Microgravity and ISS
Everything on Earth is subject to gravity (g). Most of the physical phenomena occurring on our planet are influenced by this force, as it pulls objects towards the centre of the Earth. Gravity determines nearly all physical, chemical and biological phenomena occurring on our planet. Our bodies have adapted to cope with gravity: the composition and shape of our skeleton, the position of our organs, etc.
The effect of gravity on an object can be completely cancelled out when it experiences “free fall”. This state is called weightlessness. The term “microgravity” refers to a state where weightlessness is not perfectly attained, due to small residual forces, such as air drag or solar pressure. Microgravity is expressed as a fraction of g, where g is the gravitational acceleration at Earth's surface, on average 9.81 m/s2.

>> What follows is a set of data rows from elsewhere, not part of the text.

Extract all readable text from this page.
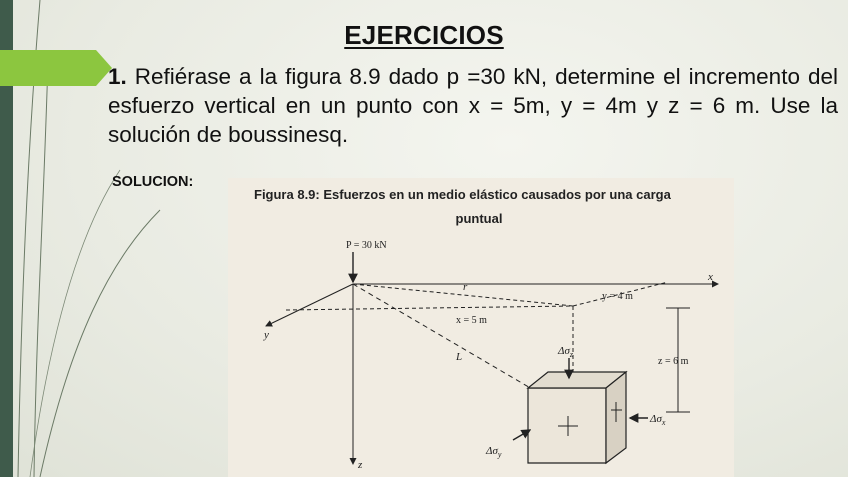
EJERCICIOS
1. Refiérase a la figura 8.9 dado p =30 kN, determine el incremento del esfuerzo vertical en un punto con x = 5m, y = 4m y z = 6 m. Use la solución de boussinesq.
SOLUCION:
Figura 8.9: Esfuerzos en un medio elástico causados por una carga
puntual
P = 30 kN
x
y
z
r
x = 5 m
y = 4 m
L	z = 6 m
$\Delta\sigma_z$
$\Delta\sigma_x$
$\Delta\sigma_y$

Practically speaking, the best way of achieving microgravity is to place an object in orbit, such as the International Space Station. Objects in orbit are indeed theoretically subjected just to the gravitational force, thus experiencing free fall constantly.

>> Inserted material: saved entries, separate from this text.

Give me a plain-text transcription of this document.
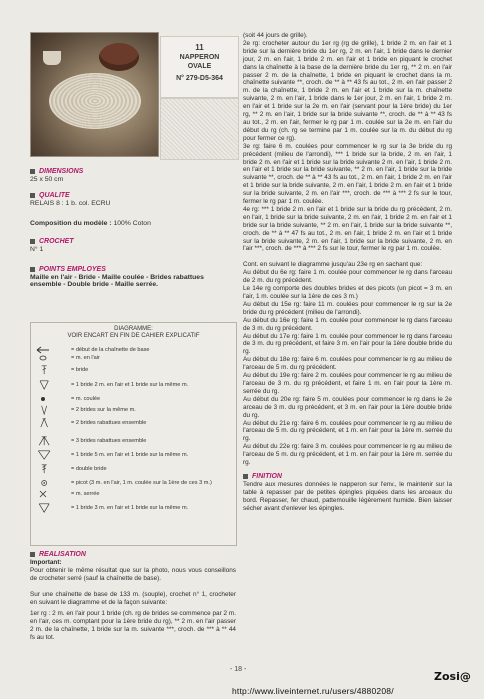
11
NAPPERON
OVALE
N° 279-D5-364
DIMENSIONS
25 x 50 cm
QUALITE
RELAIS 8 : 1 b. col. ECRU
Composition du modèle : 100% Coton
CROCHET
N° 1
POINTS EMPLOYES
Maille en l'air - Bride - Maille coulée - Brides rabattues ensemble - Double bride - Maille serrée.
DIAGRAMME:
VOIR ENCART EN FIN DE CAHIER EXPLICATIF
= début de la chaînette de base
= m. en l'air
= bride
= 1 bride 2 m. en l'air et 1 bride sur la même m.
= m. coulée
= 2 brides sur la même m.
= 2 brides rabattues ensemble
= 3 brides rabattues ensemble
= 1 bride 5 m. en l'air et 1 bride sur la même m.
= double bride
= picot (3 m. en l'air, 1 m. coulée sur la 1ère de ces 3 m.)
= m. serrée
= 1 bride 3 m. en l'air et 1 bride sur la même m.
REALISATION
Important:
Pour obtenir le même résultat que sur la photo, nous vous conseillons de crocheter serré (sauf la chaînette de base).
Sur une chaînette de base de 133 m. (souple), crochet n° 1, crocheter en suivant le diagramme et de la façon suivante:
1er rg : 2 m. en l'air pour 1 bride (ch. rg de brides se commence par 2 m. en l'air, ces m. comptant pour la 1ère bride du rg), ** 2 m. en l'air passer 2 m. de la chaînette, 1 bride sur la m. suivante ***, croch. de *** à ** 44 fs au tot.
(soit 44 jours de grille).
2e rg: crocheter autour du 1er rg (rg de grille), 1 bride 2 m. en l'air et 1 bride sur la dernière bride du 1er rg, 2 m. en l'air, 1 bride dans le dernier jour, 2 m. en l'air, 1 bride 2 m. en l'air et 1 bride en piquant le crochet dans la chaînette à la base de la dernière bride du 1er rg, ** 2 m. en l'air passer 2 m. de la chaînette, 1 bride en piquant le crochet dans la m. chaînette suivante **, croch. de ** à ** 43 fs au tot., 2 m. en l'air passer 2 m. de la chaînette, 1 bride 2 m. en l'air et 1 bride sur la m. chaînette suivante, 2 m. en l'air, 1 bride dans le 1er jour, 2 m. en l'air, 1 bride 2 m. en l'air et 1 bride sur la 2e m. en l'air (servant pour la 1ère bride) du 1er rg, ** 2 m. en l'air, 1 bride sur la bride suivante **, croch. de ** à ** 43 fs au tot., 2 m. en l'air, fermer le rg par 1 m. coulée sur la 2e m. en l'air du début du rg (ch. rg se termine par 1 m. coulée sur la m. du début du rg pour fermer ce rg).
3e rg: faire 6 m. coulées pour commencer le rg sur la 3e bride du rg précédent (milieu de l'arrondi), *** 1 bride sur la bride, 2 m. en l'air, 1 bride 2 m. en l'air et 1 bride sur la bride suivante 2 m. en l'air, 1 bride 2 m. en l'air et 1 bride sur la bride suivante, ** 2 m. en l'air, 1 bride sur la bride suivante **, croch. de ** à ** 43 fs au tot., 2 m. en l'air, 1 bride 2 m. en l'air et 1 bride sur la bride suivante, 2 m. en l'air, 1 bride 2 m. en l'air et 1 bride sur la bride suivante, 2 m. en l'air ***, croch. de *** à *** 2 fs sur le tour, fermer le rg par 1 m. coulée.
4e rg: *** 1 bride 2 m. en l'air et 1 bride sur la bride du rg précédent, 2 m. en l'air, 1 bride sur la bride suivante, 2 m. en l'air, 1 bride 2 m. en l'air et 1 bride sur la bride suivante, ** 2 m. en l'air, 1 bride sur la bride suivante **, croch. de ** à ** 47 fs au tot., 2 m. en l'air, 1 bride 2 m. en l'air et 1 bride sur la bride suivante, 2 m. en l'air, 1 bride sur la bride suivante, 2 m. en l'air ***, croch. de *** à *** 2 fs sur le tour, fermer le rg par 1 m. coulée.
Cont. en suivant le diagramme jusqu'au 23e rg en sachant que:
Au début du 6e rg: faire 1 m. coulée pour commencer le rg dans l'arceau de 2 m. du rg précédent.
Le 14e rg comporte des doubles brides et des picots (un picot = 3 m. en l'air, 1 m. coulée sur la 1ère de ces 3 m.)
Au début du 15e rg: faire 11 m. coulées pour commencer le rg sur la 2e bride du rg précédent (milieu de l'arrondi).
Au début du 16e rg: faire 1 m. coulée pour commencer le rg dans l'arceau de 3 m. du rg précédent.
Au début du 17e rg: faire 1 m. coulée pour commencer le rg dans l'arceau de 3 m. du rg précédent, et faire 3 m. en l'air pour la 1ère double bride du rg.
Au début du 18e rg: faire 6 m. coulées pour commencer le rg au milieu de l'arceau de 5 m. du rg précédent.
Au début du 19e rg: faire 2 m. coulées pour commencer le rg au milieu de l'arceau de 3 m. du rg précédent, et faire 1 m. en l'air pour la 1ère m. serrée du rg.
Au début du 20e rg: faire 5 m. coulées pour commencer le rg dans le 2e arceau de 3 m. du rg précédent, et 3 m. en l'air pour la 1ère double bride du rg.
Au début du 21e rg: faire 6 m. coulées pour commencer le rg au milieu de l'arceau de 5 m. du rg précédent, et 1 m. en l'air pour la 1ère m. serrée du rg.
Au début du 22e rg: faire 3 m. coulées pour commencer le rg au milieu de l'arceau de 5 m. du rg précédent, et 1 m. en l'air pour la 1ère m. serrée du rg.
FINITION
Tendre aux mesures données le napperon sur l'env., le maintenir sur la table à repasser par de petites épingles piquées dans les arceaux du bord. Repasser, fer chaud, pattemouille légèrement humide. Bien laisser sécher avant d'enlever les épingles.
- 18 -
Zosi@
http://www.liveinternet.ru/users/4880208/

The ISS offers a range of research facilities in a unique laboratory environment. Almost as soon as the International Space Station was habitable, researchers began using it to study the impact of microgravity and other space effects on many aspects of our daily lives. This unique platform continues to enable scientists from all over the world to put their talents to work on innovative experiments that could not be done anywhere else. ISS research advances the state of scientific knowledge in life and physical sciences - areas such as human health and telemedicine, biotechnology, advanced materials, chemo-physical processes, Earth observation, vaccine development, disaster relief and climate change monitoring. Education programmes driven by research inspire future scientists, engineers and space explorers.
The benefits drive the legacy of the Space Station – its research strengthens economies. ISS research can be as complex as an experiment that occupies a complete rack (the largest item available to users to accommodate experiments within the pressurised volume of the Station) or utilises one or more of the external experiment accommodation sites. It could be as simple as access to data that has been collected on the Station by others who earlier performed on-board experiments. Although each space station partner has distinct agency goals for station research, each partner shares a unified goal to extend the resulting knowledge for the betterment of humanity.